After a hectic flight to Muroc with an Air Force civilian engineer named Charles LaFountain, Edwards met the One on Thursday, May 20. As his check-out pilot, Cardenas occupied the raised pilot's seat under a bubble canopy that was bolted in place. Edwards was in the copilot's seat, at deck level, looking through plexiglass panels in the leading edge of the wing--a view so restricted that he could neither take off nor land. The next day they changed seats. "I flew the airplane," Edwards noted in his diary, "and must confess it is somewhat of an experience. Stability is poor all around--landing is peculiar. Has a great tendency to float." (That was ground effect, especially pronounced on an all-wing aircraft.)
Cardenas left Muroc that Friday. Though Danny Forbes outranked him, Edwards was the more experienced and better-trained test pilot, so he was given overall command of the YB-49 program. It was slow going.
"Got two flights off today with doubtful success," he wrote on the following Thursday. "Darnedest airplane I ever tried to do anything with. Quite uncontrollable at times. Hope to be more favorably impressed as time goes on."
That day, Northrop formally turned the Two over to the Air Force. This was the YB-49 equipped to measure performance, and it would be commanded by Danny Forbes. The two men flew seven hours that day. When they flew the Two, Forbes was aircraft commander and Edwards his copilot; in the One, they swapped seats and responsibilities.
First a rainstorm drenched Muroc Dry Lake and put a halt to the program. Then Colonel Albert Boyd, the famously ferocious chief of the Flight Test Division, turned up with a contingent from Wright Field. What with one thing and another, it was Thursday, June 3, before they were able to resume the original pace. "What a wonderful day this has been!" Edwards wrote that evening, in what would be the last entry in his diary. "Got off two flights on the YB-49, a lovely flight on the DC-6, one on the C-74--and I'm bushed!. . . Col. Boyd flew the YB-49 for the first time today and wasn't too impressed. We all share the same views. A passable airplane in ideal conditions."
Edwards had flown the One in various configurations for nearly four hours that Thursday, stalling it with the landing gear down, with the landing gear up, and with flaps at all possible settings. Then Boyd flew it for another hour, after which the airplane was turned back to the manufacturer for a new round of tests. As Gary Pape summarized these tests in his book, Northrop Flying Wings, they were to probe "stability, control, and stalling characteristics that the AF pilots. . .felt were unacceptable."
On Friday, therefore, Edwards was back in the right seat as copilot in the Two. Over the course of four hours, Forbes and he made a high-power climb, ran speed-power tests at 10,000 feet, and calibrated the airspeed indicator. Then the two pilots telephoned Colonel Richard Horner in Dayton. Both pilots complained about the data they'd collected on aileron response, though it isn't clear whether they were finding fault with the airplane or alluding to trouble with the data collection systems. In any case, both the Dayton and Muroc contingents agreed to make an extra flight next day with "an augmented crew of test engineers."

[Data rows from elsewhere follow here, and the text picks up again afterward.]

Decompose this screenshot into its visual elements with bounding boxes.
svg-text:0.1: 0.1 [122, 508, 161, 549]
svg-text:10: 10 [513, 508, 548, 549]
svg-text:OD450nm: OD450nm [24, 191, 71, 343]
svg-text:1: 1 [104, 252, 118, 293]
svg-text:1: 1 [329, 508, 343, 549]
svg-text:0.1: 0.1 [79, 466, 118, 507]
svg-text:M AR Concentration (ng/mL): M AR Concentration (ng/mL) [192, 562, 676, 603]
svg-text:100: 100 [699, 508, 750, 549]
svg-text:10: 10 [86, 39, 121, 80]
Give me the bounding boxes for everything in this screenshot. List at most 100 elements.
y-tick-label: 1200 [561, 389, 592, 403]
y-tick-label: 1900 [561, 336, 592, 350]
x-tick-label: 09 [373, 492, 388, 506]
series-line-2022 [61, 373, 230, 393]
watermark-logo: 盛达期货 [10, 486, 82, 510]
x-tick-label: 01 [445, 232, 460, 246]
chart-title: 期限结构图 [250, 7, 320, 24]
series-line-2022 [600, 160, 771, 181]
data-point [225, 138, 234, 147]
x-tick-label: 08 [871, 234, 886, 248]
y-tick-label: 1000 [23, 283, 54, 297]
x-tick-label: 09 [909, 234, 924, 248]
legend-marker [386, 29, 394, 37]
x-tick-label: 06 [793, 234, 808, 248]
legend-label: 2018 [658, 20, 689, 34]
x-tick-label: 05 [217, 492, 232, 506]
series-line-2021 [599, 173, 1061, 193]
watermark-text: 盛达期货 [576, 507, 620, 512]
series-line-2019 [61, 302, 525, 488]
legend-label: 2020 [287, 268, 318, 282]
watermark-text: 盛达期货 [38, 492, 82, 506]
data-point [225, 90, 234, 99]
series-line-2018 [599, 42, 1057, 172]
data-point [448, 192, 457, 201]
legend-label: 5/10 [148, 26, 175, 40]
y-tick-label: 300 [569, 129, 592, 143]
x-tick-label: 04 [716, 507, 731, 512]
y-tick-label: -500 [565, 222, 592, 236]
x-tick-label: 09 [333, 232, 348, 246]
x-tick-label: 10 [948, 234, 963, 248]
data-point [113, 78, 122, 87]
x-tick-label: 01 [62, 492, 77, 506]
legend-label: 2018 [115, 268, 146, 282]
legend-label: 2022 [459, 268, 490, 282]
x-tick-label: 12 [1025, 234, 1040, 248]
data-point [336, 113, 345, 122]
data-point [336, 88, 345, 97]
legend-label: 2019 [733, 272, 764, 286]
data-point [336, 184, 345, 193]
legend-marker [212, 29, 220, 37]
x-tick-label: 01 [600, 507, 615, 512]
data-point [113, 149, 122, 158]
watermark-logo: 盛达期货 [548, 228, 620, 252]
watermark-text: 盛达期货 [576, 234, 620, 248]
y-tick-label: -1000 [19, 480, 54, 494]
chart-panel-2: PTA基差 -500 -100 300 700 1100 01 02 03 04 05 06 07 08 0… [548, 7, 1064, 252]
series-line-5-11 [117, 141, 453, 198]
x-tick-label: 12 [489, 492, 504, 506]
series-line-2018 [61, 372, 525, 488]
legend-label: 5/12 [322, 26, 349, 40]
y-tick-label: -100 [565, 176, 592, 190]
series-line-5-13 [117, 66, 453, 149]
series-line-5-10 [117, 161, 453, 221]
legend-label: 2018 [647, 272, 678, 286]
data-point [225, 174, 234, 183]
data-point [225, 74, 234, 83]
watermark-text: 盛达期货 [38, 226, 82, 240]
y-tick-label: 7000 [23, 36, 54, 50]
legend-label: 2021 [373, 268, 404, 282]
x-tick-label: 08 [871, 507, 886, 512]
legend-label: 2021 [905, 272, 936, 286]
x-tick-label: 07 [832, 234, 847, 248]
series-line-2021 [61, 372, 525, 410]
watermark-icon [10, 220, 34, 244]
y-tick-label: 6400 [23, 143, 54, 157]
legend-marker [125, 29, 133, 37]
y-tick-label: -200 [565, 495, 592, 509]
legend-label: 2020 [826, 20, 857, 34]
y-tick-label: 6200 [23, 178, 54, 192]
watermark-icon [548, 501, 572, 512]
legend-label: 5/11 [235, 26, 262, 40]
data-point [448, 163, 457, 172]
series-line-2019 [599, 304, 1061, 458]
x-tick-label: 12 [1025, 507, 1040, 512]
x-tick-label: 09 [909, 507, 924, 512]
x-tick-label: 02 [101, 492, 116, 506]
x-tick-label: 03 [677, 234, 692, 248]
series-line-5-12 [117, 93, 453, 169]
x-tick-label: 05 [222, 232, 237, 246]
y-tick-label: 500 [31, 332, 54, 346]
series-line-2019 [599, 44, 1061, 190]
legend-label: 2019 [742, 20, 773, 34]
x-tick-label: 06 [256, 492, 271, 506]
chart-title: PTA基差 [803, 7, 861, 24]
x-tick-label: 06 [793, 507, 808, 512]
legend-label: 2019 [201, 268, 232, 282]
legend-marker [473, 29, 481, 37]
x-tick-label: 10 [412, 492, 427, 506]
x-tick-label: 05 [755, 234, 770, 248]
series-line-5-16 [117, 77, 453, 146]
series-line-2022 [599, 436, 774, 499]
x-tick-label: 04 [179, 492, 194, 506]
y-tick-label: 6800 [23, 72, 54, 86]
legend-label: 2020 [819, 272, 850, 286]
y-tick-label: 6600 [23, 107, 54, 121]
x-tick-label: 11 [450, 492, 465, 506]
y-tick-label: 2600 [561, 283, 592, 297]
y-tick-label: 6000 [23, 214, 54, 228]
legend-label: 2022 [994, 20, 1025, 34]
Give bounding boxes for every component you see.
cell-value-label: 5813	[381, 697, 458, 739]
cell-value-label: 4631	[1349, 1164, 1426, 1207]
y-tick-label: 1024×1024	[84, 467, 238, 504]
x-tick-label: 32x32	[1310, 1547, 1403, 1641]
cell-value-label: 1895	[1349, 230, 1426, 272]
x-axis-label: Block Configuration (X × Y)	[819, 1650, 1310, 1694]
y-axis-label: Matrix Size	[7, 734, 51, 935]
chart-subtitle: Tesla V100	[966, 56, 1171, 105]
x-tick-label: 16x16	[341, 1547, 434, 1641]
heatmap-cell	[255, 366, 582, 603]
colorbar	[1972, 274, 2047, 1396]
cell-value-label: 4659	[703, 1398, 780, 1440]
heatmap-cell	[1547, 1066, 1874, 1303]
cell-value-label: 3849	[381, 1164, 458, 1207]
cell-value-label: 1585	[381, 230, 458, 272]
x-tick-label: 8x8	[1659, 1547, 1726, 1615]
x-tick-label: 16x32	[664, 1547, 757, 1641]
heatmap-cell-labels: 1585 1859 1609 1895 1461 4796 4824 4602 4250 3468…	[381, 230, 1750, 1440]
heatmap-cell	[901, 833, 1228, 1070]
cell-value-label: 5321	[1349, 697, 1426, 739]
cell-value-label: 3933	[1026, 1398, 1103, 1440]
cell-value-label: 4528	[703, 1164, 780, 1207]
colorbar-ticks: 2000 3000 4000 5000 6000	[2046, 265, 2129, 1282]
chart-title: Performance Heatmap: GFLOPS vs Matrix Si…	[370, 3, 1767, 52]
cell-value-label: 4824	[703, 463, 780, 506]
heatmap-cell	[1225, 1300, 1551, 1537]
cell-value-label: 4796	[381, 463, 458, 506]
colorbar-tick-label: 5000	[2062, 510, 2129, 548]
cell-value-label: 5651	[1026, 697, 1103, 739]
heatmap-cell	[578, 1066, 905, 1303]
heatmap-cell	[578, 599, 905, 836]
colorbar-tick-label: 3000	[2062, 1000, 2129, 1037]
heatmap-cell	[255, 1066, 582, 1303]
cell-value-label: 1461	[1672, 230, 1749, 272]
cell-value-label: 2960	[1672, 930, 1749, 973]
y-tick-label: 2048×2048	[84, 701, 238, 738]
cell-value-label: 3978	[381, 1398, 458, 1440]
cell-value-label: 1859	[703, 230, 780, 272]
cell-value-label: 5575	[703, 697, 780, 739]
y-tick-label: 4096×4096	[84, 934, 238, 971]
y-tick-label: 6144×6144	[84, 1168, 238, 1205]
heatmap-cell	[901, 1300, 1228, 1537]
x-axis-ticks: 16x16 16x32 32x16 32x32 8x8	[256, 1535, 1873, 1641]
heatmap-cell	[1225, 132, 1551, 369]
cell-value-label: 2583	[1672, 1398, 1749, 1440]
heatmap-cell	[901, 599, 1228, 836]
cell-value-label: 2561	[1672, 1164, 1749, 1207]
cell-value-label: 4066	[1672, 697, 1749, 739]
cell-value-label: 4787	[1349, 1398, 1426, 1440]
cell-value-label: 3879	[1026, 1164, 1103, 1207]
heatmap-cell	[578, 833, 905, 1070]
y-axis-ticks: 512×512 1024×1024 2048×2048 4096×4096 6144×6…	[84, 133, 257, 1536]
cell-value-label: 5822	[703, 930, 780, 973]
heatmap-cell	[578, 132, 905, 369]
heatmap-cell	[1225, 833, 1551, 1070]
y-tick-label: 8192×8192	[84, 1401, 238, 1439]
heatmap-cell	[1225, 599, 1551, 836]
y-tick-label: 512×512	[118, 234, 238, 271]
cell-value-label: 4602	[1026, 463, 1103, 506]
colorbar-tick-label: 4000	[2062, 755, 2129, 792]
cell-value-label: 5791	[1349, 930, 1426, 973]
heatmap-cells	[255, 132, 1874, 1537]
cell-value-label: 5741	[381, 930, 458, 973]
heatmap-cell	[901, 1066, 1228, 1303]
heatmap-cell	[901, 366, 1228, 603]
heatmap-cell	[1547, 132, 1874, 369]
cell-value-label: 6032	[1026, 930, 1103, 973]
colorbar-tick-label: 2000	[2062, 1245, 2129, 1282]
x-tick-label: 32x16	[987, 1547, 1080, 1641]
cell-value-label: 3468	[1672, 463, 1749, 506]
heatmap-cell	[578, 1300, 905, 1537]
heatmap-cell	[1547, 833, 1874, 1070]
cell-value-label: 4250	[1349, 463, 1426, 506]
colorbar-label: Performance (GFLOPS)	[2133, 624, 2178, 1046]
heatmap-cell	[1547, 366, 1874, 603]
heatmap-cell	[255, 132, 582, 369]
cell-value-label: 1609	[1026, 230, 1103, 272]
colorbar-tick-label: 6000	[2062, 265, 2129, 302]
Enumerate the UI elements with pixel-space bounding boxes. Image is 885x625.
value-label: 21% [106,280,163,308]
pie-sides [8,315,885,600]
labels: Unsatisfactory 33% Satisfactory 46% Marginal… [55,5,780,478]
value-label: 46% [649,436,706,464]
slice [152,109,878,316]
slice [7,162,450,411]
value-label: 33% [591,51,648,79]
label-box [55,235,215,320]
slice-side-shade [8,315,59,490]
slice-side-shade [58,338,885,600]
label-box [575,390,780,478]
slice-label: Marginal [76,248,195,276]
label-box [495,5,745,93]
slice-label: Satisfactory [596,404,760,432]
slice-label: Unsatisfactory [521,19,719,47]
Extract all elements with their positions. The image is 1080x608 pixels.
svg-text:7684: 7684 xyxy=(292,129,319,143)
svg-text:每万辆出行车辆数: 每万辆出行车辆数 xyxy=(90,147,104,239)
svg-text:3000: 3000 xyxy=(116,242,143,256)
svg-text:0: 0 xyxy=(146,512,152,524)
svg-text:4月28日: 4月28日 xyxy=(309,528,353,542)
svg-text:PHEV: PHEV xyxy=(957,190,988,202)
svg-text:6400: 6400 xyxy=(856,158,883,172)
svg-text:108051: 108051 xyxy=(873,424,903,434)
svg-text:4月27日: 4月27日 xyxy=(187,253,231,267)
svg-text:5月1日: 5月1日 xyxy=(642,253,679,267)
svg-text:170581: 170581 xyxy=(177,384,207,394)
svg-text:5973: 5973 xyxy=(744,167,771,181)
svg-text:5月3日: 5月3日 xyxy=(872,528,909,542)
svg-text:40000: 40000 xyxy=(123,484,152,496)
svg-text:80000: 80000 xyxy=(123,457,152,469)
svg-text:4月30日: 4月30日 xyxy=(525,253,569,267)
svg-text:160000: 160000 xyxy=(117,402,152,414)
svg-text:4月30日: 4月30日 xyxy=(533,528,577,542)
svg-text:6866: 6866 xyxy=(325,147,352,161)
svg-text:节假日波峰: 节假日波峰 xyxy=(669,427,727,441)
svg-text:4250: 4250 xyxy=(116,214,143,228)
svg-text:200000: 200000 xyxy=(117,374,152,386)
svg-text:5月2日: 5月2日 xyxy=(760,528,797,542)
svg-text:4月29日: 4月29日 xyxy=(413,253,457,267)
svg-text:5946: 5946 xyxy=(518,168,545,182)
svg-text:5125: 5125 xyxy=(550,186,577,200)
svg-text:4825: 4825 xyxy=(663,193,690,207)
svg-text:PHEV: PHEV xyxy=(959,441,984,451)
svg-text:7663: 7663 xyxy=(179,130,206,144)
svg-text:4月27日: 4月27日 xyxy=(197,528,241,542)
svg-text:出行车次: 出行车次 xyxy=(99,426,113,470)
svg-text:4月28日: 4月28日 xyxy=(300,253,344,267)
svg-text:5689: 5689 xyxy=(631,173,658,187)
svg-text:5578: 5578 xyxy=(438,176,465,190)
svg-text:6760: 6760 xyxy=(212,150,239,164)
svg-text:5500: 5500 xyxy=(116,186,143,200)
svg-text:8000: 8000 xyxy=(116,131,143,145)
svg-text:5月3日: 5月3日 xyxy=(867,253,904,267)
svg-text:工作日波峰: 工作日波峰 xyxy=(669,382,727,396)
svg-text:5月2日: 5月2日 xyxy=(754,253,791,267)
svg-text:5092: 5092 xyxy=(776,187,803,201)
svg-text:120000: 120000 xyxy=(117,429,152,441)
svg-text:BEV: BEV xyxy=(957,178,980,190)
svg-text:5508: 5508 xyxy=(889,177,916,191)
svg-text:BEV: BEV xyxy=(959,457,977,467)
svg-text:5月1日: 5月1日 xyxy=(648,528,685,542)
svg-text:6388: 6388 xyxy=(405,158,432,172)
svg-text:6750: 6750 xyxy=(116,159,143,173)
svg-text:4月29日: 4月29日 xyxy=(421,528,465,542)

So at 6:44 a.m. on Saturday, June 5, the Two took off on its final flight. Forbes was in the left seat, as aircraft commander, with Edwards flying as copilot on the right. Lieutenant Edward Swindell, who had the crucial task of balancing the airplane by feeding fuel to the engine from tanks that were forward and aft of the center of gravity, was behind them in the rear-facing flight engineer's seat. Two civilian engineers, Claire Leser and Chuck LaFountain, made up the "augmented crew."
Because it was Saturday, no chase plane was available, so the only first-hand reports came from Forbes himself. Just after 7 a.m., he radioed that he was over Bakersfield and climbing; half an hour later, that he was "over north end of Antelope Valley, 15,000 feet, and descending." As Northrop test pilot Fred Bretcher recalled the mission, it should have involved a climb to 40,000 feet and a series of performance tests--too many tests for Forbes and Edwards to have completed in 30 minutes. Probably the auxiliary power unit had pooped out before the Two reached its service ceiling, so Forbes had returned to an altitude where the APU could generate the power he needed to operate the electrical systems.
Their next chore was a series of stall tests at 15,000 feet, where the air was smoother. According to technical files from this series of tests that are preserved in the National Air and Space Museum archives, an Air Force civilian, Robert Coleman, said that the plan for this flight was to keep increasing engine power and angle of attack as the tests proceeded. "If the airplane proved to handle cleanly during [low-power] stalls," Coleman recalled, "stalls with higher power settings were to be obtained. . .. It is known," he added, "that the pilot was reluctant to attempt the higher power stalls."